Some people may already knowthat I have recently lost a brother in a car accident two weeks ago last sunday... has it really been that long? Man time flies.
We had the Funeral on Thursday.
So what effect will that have on my chess?
Initually it had a horrendous effect on my chess as evident in my Doeberl Cup Minor division result of 3.5 out of 7 Losing to players hundreds of points lower than what i am. This tournament was only one week after what i call "the event" (I still cannot say the words "My brother's Death")
But what will it mean in the grand scheme of things for my chess?
Although It is a very sad occurance I have been inspired by my Brother, Jack Wayne Parker. Jack lived life to the fullest. Always had somewhere to be or something to do. Jack used the internet rarely. mainly to talk to friends on msn and to look stuff up. I have decided that I am going to spend less time on the computer and spend more time studying chess on an actual board rather than playing lightning on FICS.
Jack was one to practice things - Hell, he learnt how to do backflips on his bicycle by doing them. He stacked it time and time again but he eventually landed the trick.
Jacks passion was his bicycle, his motorbike, and his friends. My passion is chess and now I value my friends much more than before.I'm going to start myself on the 7 circles program from the book "Rapid Chess Improvement" There is also an article online that explains this system of training.
I think if i spend less time sitting on my rear end at the compture (except to do chess tactics puzzles) i will improve my chess. Maybe once every two to three days max.
One particular story that one of Jacko's mates told me will keep in my head and forever inspire me. Jacko and his mates were talking about a stabbing that happened near Picton train station A few days before the event happened. Jack apparently said to his mates "If someone harmed my brother i would kill that person; I would go to jail for my brother; I would die for my brother" and apparently he said it so passionately that I could tell that, when this friend was telling this to me, that it had inspired him as well.
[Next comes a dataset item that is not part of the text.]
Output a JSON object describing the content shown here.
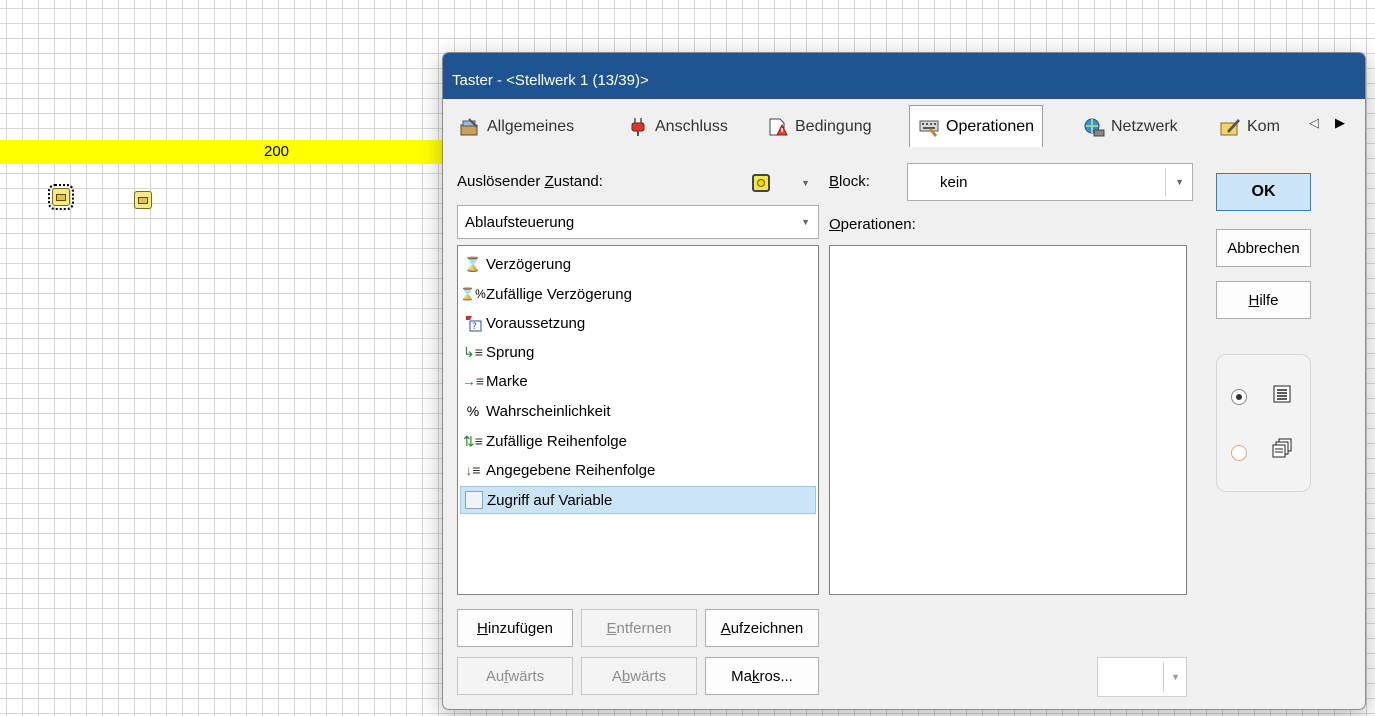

So. I will not let Jack's death go in vain. I am going to lose my weight. Jack was always tall and trim. Well at least i can make myself trim. And this is the ultimate motivation to get the weith off. I am going to live life to the fullest. I am not going to get myself involved with this Sweeney Ban rubbish, or any other (excuse the french) Bullshit bickering that occurs online or offline.
I am going to write on this blog each time i log online i've decided. I have a bad habit of not finishing things. Now i'm going to make sure i start finishing things and continuing things.
Heres to Jack, my future life and better chess.